Can creative engineering hacks overcome this?

<aside>

**Post III of the Causal Discovery Series by https://diksha-shrivastava13.github.io/**

</aside>

The field moves so fast that some of these problems can be solved a lot better now than June 2024, however the core problem remains the ability of the system to find and take into consideration the relevant sections from multiple reports spread across a complex hierarchy and generate the final sections for the overviews. What makes this problem more complex over standard RAG use-cases is

(i) the critical government use-case where mistakes can be disastrous,

(ii) while I’ve previously designed RAG-based systems for codebases and technical documentation which requires an Abstract Syntax Tree (AST) or a well-designed property graph, this problem has complex entity relationships which need to be tracked across a five-level hierarchy and maintained over years,

(iii) there’s very little consistency in the structure of these reports which makes it a problem to always dynamically extract all the information correctly even from one report at a time.

Agent-based parsing with multi-hop reasoning and retrieval solves some of the issues. However, even with Agent-guided search and retrieval, the functionality of the application is limited with more technical challenges. More challenges arise due to:

I. On the Generation Side: Long Context is not enough

To get exact performance for reasoning-based search/retrieval/parsing/generation, the system prompt needs to be detailed and cover minute details for where the information can be found, what it might look like and what to do with it.

<aside> 🤔

Before going ahead with more Agentic terminology, let me pause here and clarify what I mean by agents.

</aside>

Some time ago, someone asked a community of ML Engineers and Researchers what they understand by “Agent” and everyone had widely varying answers. My personal answer is that **an Agent should have agency. What happened with Character.ai is a very irresponsible use of “Agents”. To give context here, a kid was talking to an AI-generated character in a system without a guardrail to report suicidal talk or cease the conversation and he died. This particular “agent” did not have any agency to act. For instance:

I can call my dog a bird and tell him he can fly to the moon and back.

This will not make him grow wings.

I can supply him with gear to mimic a bird’s behaviour (function-calling in agents).

Turns out he’s sad because birds cannot fly to the moon and back either.

While this is an analogy, it still showcases that human error in deciding all functions associated with an “agent” can lead to unpleasant to terrible results. It would have been more accurate to call this system of (system-prompt + function-calling) a style guide or machine. A system prompt, on its own, sadly does not have any agency to act. On the other hand, people are designing agencies for niche tasks which hypothesise and decide on an action (like LeanAgent: Lifelong Learning for Formal Theorem Proving).

Even though we were limited by the requirement of keeping everything on Azure which meant we could only use the OpenAI models, I’ve tested the system with the long context provided by Gemini, and it easily breaks. Long context makes it very difficult for the Large Language Model to keep track of all the instructions, as well as the many nodes (~2000) required to answer a single question from multiple reports at once.

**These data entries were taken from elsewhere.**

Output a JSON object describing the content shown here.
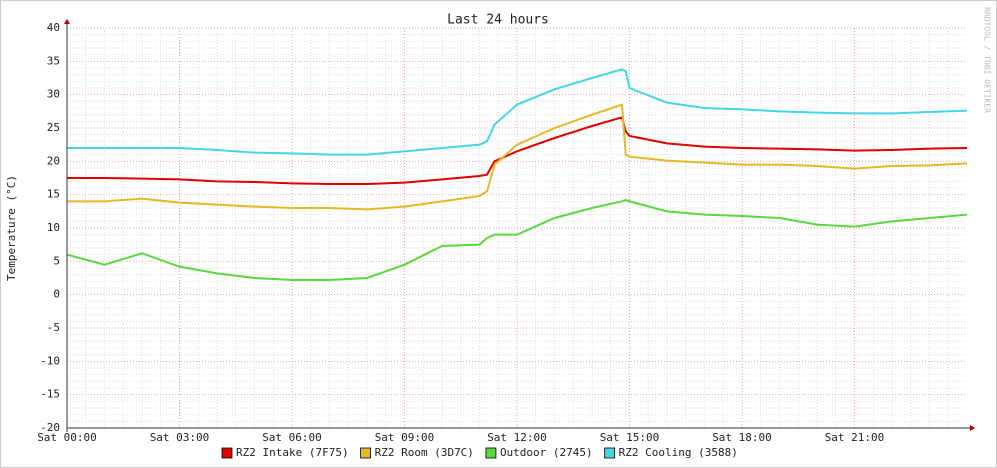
{
  "chart_data": {
    "type": "line",
    "title": "Last 24 hours",
    "y_label": "Temperature (°C)",
    "watermark": "RRDTOOL / TOBI OETIKER",
    "x": [
      0,
      1,
      2,
      3,
      4,
      5,
      6,
      7,
      8,
      9,
      10,
      11,
      11.2,
      11.4,
      12,
      13,
      14,
      14.8,
      14.9,
      15,
      16,
      17,
      18,
      19,
      20,
      21,
      22,
      23,
      24
    ],
    "xlim": [
      0,
      24
    ],
    "xticks": [
      {
        "value": 0,
        "label": "Sat 00:00"
      },
      {
        "value": 3,
        "label": "Sat 03:00"
      },
      {
        "value": 6,
        "label": "Sat 06:00"
      },
      {
        "value": 9,
        "label": "Sat 09:00"
      },
      {
        "value": 12,
        "label": "Sat 12:00"
      },
      {
        "value": 15,
        "label": "Sat 15:00"
      },
      {
        "value": 18,
        "label": "Sat 18:00"
      },
      {
        "value": 21,
        "label": "Sat 21:00"
      }
    ],
    "ylim": [
      -20,
      40
    ],
    "yticks": [
      -20,
      -15,
      -10,
      -5,
      0,
      5,
      10,
      15,
      20,
      25,
      30,
      35,
      40
    ],
    "grid": true,
    "legend": "bottom",
    "series": [
      {
        "name": "RZ2 Intake (7F75)",
        "color": "#e00000",
        "values": [
          17.5,
          17.5,
          17.4,
          17.3,
          17,
          16.9,
          16.7,
          16.6,
          16.6,
          16.8,
          17.3,
          17.8,
          18,
          20,
          21.5,
          23.5,
          25.3,
          26.6,
          24.5,
          23.8,
          22.7,
          22.2,
          22,
          21.9,
          21.8,
          21.6,
          21.7,
          21.9,
          22
        ]
      },
      {
        "name": "RZ2 Room (3D7C)",
        "color": "#e5b826",
        "values": [
          14,
          14,
          14.4,
          13.8,
          13.5,
          13.2,
          13,
          13,
          12.8,
          13.2,
          14,
          14.8,
          15.5,
          19.5,
          22.5,
          25,
          27,
          28.5,
          21,
          20.7,
          20.1,
          19.8,
          19.5,
          19.5,
          19.3,
          18.9,
          19.3,
          19.4,
          19.7
        ]
      },
      {
        "name": "Outdoor (2745)",
        "color": "#5ad840",
        "values": [
          6,
          4.5,
          6.2,
          4.2,
          3.2,
          2.5,
          2.2,
          2.2,
          2.5,
          4.5,
          7.3,
          7.5,
          8.5,
          9,
          9,
          11.5,
          13,
          14,
          14.2,
          14,
          12.5,
          12,
          11.8,
          11.5,
          10.5,
          10.2,
          11,
          11.5,
          12
        ]
      },
      {
        "name": "RZ2 Cooling (3588)",
        "color": "#44d6e4",
        "values": [
          22,
          22,
          22,
          22,
          21.7,
          21.3,
          21.2,
          21,
          21,
          21.5,
          22,
          22.5,
          23,
          25.5,
          28.5,
          30.8,
          32.5,
          33.8,
          33.5,
          31,
          28.8,
          28,
          27.8,
          27.5,
          27.3,
          27.2,
          27.2,
          27.4,
          27.6
        ]
      }
    ]
  }
}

I have tried LongContextReorder (Lost in the Middle: How Language Models Use Long Contexts) to handle the problem of rearranging context such that the most relevant data is in the beginning or the end of the entire context, but there are two more issues with it:

(i) The entire set of ~2000 nodes is relevant and needed for the query,

(ii) This is only useful when your use-case deals with a ranking problem among the nodes.

(iii) There are minute details buried in the long context which might be very important and might be ignored by the LLM.

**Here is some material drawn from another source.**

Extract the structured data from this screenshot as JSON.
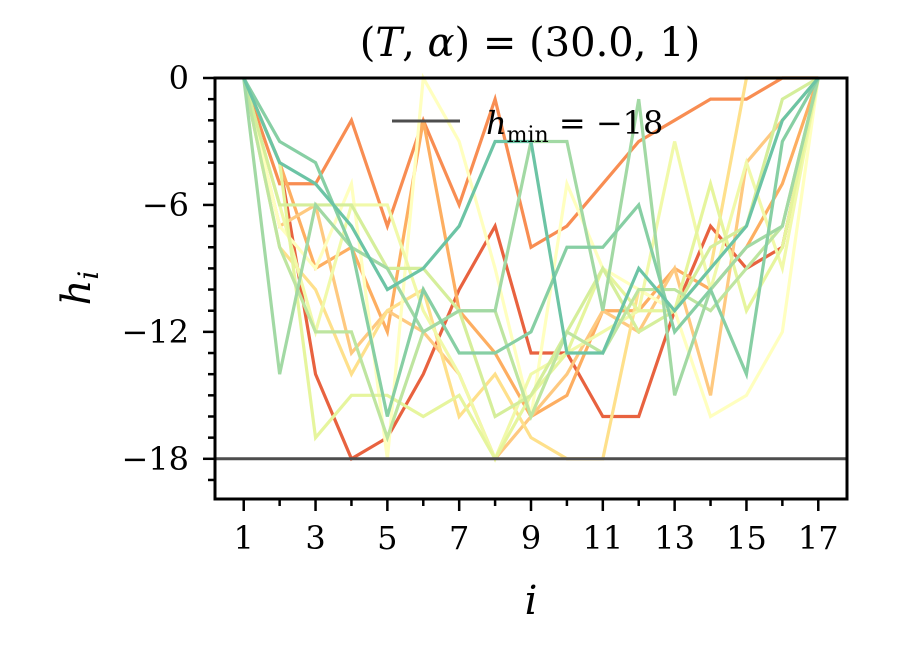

For this particular use-case, it is only after strict, graph-based ranking that a set of ~2000 nodes have been selected.

For more complex pipelines, like chaining responses of a reasoning-retrieval-reasoning-parsing-generation process to perform the next reasoning-retrieval -reasoning-parsing-generation process with a different reasoning guideline and purpose, the response of the previous process adds to the context of the next process.

What results is absolute chaos which this single function cannot always effectively handle.

As the number of reports into consideration increase, the limitations of AI have to be handled by making better product choices and UI.